Some people mistakenly fail to review their pay stub after receiving their check from an employer. If you begin to learn how to read the different deductions from your check stub, you can better budget your money and know what to expect your net amount to be each time you get paid. Although your employer will decide what exactly is printed on your pay stub, most businesses will include the same basic elements.
Familiarize yourself with any abbreviations that may appear when you read a pay stub. Popular abbreviations include YTD (year to date), FT or ST (federal tax or state tax), Med (Medicare) and SS (social security).

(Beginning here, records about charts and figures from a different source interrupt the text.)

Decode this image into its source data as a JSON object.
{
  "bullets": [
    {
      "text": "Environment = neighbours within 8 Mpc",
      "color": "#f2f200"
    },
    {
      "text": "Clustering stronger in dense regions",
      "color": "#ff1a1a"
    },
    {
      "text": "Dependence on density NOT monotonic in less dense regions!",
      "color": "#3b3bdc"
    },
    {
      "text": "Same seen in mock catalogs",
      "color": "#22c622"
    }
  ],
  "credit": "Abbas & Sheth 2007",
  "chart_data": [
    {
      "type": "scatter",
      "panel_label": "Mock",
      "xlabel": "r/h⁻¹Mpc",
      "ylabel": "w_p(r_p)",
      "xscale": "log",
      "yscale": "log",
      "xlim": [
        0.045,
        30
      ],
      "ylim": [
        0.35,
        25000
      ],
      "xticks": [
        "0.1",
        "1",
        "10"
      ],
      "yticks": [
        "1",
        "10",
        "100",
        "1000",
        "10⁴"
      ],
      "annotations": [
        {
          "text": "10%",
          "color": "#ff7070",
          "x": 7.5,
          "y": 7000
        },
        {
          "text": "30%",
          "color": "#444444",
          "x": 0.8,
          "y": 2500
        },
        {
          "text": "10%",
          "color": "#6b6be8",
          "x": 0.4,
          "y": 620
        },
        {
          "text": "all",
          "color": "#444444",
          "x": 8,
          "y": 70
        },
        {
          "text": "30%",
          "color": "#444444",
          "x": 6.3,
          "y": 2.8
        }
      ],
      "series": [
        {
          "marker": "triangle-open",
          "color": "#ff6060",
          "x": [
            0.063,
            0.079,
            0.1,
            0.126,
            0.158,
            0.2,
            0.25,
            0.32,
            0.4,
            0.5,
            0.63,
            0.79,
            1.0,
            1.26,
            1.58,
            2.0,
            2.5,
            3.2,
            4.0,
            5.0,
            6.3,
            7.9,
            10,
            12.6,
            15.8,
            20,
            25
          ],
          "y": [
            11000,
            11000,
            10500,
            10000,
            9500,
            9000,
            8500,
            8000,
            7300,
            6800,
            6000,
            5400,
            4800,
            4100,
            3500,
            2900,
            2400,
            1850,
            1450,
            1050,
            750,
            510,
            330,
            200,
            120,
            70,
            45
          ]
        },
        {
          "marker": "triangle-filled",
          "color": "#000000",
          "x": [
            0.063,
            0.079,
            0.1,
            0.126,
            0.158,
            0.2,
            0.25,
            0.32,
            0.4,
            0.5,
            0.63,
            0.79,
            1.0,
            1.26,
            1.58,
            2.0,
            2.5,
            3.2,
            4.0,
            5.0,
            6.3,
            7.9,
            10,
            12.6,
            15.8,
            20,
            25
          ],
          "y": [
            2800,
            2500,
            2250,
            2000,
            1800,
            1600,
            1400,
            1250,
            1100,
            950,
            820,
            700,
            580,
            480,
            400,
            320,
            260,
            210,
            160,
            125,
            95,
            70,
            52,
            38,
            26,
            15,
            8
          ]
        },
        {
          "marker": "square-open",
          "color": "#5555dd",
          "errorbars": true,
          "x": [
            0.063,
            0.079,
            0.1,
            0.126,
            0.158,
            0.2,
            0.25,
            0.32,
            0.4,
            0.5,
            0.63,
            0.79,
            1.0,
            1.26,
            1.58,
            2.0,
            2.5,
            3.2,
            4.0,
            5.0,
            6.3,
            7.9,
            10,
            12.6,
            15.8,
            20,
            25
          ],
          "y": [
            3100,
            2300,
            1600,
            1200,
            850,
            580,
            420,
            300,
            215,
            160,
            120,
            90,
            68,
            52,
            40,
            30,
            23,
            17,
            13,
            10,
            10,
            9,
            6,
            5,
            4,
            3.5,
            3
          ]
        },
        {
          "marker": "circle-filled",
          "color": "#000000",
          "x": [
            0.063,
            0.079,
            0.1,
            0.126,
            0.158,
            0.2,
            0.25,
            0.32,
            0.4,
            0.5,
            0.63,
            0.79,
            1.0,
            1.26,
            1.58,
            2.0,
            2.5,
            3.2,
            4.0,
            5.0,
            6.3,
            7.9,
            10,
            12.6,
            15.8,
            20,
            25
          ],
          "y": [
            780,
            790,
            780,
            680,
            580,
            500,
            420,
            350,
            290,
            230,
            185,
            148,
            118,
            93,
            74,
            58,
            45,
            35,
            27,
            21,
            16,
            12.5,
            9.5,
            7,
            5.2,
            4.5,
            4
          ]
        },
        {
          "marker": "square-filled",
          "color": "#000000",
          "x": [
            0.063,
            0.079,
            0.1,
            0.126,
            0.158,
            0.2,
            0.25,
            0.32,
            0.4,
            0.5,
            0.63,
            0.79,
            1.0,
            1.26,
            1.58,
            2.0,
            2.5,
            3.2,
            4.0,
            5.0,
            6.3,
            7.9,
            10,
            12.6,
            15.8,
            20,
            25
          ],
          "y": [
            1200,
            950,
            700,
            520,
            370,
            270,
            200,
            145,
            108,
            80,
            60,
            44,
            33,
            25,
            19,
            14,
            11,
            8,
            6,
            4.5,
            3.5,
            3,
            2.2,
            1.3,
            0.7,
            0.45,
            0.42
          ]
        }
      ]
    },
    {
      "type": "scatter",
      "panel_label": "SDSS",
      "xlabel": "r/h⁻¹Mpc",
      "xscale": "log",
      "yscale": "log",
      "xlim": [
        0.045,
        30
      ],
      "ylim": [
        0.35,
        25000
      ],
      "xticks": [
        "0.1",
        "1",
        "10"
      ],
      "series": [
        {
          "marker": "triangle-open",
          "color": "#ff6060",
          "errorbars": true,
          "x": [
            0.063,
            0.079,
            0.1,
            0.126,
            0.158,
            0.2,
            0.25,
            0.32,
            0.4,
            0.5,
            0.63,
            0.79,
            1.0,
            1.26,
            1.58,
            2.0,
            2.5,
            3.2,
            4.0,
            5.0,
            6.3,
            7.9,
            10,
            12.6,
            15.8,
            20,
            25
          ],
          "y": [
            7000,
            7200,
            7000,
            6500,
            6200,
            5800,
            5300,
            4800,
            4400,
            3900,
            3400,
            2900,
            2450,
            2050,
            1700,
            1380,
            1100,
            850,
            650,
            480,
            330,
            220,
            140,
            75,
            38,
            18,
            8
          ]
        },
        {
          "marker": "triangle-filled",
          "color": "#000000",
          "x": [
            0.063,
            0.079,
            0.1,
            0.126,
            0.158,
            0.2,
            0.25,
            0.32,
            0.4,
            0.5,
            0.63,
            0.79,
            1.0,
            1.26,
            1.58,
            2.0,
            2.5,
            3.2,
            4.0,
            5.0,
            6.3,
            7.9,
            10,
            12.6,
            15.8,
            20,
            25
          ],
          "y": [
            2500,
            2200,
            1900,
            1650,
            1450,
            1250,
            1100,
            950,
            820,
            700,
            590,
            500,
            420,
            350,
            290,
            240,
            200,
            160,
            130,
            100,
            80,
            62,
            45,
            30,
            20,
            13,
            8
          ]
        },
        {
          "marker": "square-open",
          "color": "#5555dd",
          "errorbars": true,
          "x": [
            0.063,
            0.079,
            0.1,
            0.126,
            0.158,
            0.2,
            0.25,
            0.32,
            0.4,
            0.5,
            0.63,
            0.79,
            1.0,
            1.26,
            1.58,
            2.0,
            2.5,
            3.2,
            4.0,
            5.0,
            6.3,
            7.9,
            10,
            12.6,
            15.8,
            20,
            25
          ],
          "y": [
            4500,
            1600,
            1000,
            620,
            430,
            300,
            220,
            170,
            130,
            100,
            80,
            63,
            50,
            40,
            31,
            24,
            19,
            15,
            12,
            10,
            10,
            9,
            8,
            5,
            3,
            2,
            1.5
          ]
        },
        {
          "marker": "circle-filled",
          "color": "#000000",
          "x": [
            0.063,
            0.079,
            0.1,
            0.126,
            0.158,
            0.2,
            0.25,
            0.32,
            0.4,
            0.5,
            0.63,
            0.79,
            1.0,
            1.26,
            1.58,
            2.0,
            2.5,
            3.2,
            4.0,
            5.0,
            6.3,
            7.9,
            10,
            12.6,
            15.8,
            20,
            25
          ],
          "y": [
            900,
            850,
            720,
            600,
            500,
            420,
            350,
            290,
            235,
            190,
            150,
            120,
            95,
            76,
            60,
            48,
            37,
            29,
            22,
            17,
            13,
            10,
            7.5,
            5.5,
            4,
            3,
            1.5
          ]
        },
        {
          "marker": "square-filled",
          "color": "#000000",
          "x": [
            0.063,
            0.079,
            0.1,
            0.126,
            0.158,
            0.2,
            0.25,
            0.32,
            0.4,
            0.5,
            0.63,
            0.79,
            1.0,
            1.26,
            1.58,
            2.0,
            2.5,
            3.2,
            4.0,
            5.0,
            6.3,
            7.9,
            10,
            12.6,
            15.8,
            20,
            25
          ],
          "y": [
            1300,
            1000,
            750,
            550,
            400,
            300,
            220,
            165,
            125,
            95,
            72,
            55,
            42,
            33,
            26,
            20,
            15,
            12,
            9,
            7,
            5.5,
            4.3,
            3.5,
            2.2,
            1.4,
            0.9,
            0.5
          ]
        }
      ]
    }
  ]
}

Start by reading the payment amounts. The gross pay will be the total amount that you earned during that particular pay period. The net pay is the actual amount that you take home with you.
Move on to the tax figures listed on your pay stub. The federal tax amount is the payment that you made to the federal government while the state tax figure is the money that you must pay the state government to cover your taxes.
Read the withholdings made by Medicare and Social Security on your paycheck stub. Each employee must pay approximately 1½ percent to Medicare for future retirement medical benefits and a little more than 6 percent for Social Security payments made after you retire. This rate can be changed by the government at any time.
Consider the year-to-date field on your check stub. This is usually found next to each deduction and will let you know how much you have paid toward each category so far this year.
Look for other deductions included on your paycheck stub. Any type of contributions you make will also be listed on a pay stub. These may include union dues, 401k contribution amounts, insurance deductions and pension plans.